Monday, May 18, 2009

Bye American?

I read an interesting article at The Daily Beast today that mentioned provisions for American businesses getting bail outs, and how badly the "Buy American" concept is actually capable of hurting American businesses (read article here. The problem, of course, is that it's easy to toss out slogans and feel-good campaigns, and it's easy for politicians to think up what concepts will get them the most credit for "trying hard" in order to get elected. It's much harder to spend time thinking and researching and being intelligent... so they just don't bother a lot of the time. We all suffer from it every once in a while. We're all fools for it.

So, what's the key? Buy local.

Honestly, if you want the economy to pick up, you need to buy locally. Granted, if you're willing to go out and spend some cash, period, it makes a difference, but the local area shopping is what will make the difference. If Subway charges you five dollars for a foot long, and the local deli charges you $6.50, you are actually doing more damage to your local economy by saving the buck and a half (not to mention that your local deli will have better supplies, it will taste better, and you'll get far better service). Consider this: the local deli employs local people, and the more money that they make, the more money can be used to hire more local people. Local delis buy at least some of their supplies from local merchants - farms, bakeries and so forth; even larger distributors are more likely to be within an hour or two, as opposed to Chicago to New York.

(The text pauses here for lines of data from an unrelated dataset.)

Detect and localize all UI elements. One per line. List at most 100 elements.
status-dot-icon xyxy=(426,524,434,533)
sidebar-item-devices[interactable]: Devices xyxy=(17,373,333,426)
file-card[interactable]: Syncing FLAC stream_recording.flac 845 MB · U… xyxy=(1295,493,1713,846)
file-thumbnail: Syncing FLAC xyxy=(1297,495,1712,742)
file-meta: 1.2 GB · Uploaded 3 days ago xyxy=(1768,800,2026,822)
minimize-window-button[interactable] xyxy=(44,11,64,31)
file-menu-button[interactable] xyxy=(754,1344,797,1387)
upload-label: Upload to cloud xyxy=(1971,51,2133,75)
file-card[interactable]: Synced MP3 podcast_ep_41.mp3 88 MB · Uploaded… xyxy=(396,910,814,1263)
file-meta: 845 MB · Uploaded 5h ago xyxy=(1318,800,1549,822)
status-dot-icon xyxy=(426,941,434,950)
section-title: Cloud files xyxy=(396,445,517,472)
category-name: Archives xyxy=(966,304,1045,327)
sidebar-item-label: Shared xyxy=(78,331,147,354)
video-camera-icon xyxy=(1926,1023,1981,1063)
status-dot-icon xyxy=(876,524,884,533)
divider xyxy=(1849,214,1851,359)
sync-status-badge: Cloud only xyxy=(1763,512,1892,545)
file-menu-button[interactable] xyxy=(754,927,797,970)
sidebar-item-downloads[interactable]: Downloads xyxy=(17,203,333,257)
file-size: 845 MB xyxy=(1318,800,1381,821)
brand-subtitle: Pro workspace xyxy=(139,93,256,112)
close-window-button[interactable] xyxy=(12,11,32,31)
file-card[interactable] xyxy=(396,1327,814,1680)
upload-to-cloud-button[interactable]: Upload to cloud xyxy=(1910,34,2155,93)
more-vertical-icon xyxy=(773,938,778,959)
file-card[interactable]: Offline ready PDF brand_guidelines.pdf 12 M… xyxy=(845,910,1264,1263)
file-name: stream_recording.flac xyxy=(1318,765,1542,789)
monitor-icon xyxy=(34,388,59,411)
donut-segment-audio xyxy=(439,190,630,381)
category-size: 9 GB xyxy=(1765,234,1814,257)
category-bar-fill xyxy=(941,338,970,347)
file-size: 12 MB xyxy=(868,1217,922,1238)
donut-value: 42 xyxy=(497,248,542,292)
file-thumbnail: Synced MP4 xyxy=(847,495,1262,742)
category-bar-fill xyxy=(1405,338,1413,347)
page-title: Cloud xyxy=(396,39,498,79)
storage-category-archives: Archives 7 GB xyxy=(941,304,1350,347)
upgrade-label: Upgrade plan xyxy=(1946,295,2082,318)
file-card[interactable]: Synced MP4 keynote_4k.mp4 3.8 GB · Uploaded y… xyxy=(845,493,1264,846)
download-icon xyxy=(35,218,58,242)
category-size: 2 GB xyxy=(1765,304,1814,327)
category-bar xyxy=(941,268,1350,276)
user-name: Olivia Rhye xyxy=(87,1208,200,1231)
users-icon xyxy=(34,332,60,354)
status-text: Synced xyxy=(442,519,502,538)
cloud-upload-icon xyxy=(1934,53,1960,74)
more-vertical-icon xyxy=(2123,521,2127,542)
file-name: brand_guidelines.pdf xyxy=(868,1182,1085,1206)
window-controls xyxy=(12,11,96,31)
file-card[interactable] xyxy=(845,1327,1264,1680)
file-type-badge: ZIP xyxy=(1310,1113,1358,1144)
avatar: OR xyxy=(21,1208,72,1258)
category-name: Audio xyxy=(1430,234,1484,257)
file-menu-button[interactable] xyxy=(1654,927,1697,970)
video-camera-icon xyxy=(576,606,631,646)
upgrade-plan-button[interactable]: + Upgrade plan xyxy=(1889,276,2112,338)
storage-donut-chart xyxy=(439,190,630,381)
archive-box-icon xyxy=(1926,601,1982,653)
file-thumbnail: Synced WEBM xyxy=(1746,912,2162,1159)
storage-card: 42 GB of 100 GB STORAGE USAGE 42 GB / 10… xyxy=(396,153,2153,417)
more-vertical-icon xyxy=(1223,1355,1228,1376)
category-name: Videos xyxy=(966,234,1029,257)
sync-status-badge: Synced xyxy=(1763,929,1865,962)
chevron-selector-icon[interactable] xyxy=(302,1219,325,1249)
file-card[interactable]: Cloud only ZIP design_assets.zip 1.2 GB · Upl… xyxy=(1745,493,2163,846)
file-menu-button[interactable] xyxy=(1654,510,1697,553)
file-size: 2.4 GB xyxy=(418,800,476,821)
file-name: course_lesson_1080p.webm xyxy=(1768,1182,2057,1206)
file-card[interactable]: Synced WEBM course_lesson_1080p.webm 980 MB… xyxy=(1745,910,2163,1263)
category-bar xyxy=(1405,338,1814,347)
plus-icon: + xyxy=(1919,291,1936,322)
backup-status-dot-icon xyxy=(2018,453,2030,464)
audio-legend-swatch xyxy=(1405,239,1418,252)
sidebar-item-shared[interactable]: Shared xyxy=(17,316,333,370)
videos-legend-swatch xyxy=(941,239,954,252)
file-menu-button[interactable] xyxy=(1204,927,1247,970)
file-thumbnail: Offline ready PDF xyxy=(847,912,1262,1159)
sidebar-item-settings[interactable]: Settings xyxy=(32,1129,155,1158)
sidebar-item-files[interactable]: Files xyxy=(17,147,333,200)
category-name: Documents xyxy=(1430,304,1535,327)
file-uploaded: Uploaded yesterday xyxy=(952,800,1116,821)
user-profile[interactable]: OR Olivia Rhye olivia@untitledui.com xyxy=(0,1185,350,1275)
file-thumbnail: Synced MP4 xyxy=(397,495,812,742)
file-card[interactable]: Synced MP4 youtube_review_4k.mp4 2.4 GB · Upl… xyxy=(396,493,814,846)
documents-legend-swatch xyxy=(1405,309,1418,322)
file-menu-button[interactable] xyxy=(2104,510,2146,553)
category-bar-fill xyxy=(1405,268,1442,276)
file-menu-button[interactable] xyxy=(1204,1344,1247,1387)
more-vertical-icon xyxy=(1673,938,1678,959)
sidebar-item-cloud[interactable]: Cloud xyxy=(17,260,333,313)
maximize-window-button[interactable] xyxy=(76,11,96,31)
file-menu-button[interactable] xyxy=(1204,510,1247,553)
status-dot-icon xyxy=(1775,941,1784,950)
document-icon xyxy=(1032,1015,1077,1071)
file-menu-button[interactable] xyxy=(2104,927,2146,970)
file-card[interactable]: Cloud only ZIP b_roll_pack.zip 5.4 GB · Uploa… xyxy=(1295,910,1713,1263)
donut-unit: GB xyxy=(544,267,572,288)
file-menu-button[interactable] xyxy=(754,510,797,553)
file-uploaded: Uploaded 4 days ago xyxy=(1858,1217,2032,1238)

The more money and business that a local business can make, the more local employees they can hire, the more local money that there is to spend on other local vendors - and even the big boys - which also leads to excess funds to be used for movies, plays, vacations, new cars and so forth. Spending local helps. I'm not going to cry that Wal-Mart of Home Depot are evil. They are far from it, in fact. If you live in a small town, however, consider how much savings you actually have by going off to a big box store that is a few miles away, or buying local.

Try spending local. Try helping out the neighborhood. Try helping to lift the economy. Besides, it's kind of neat to become a regular. Nothing like everybody knowing your name.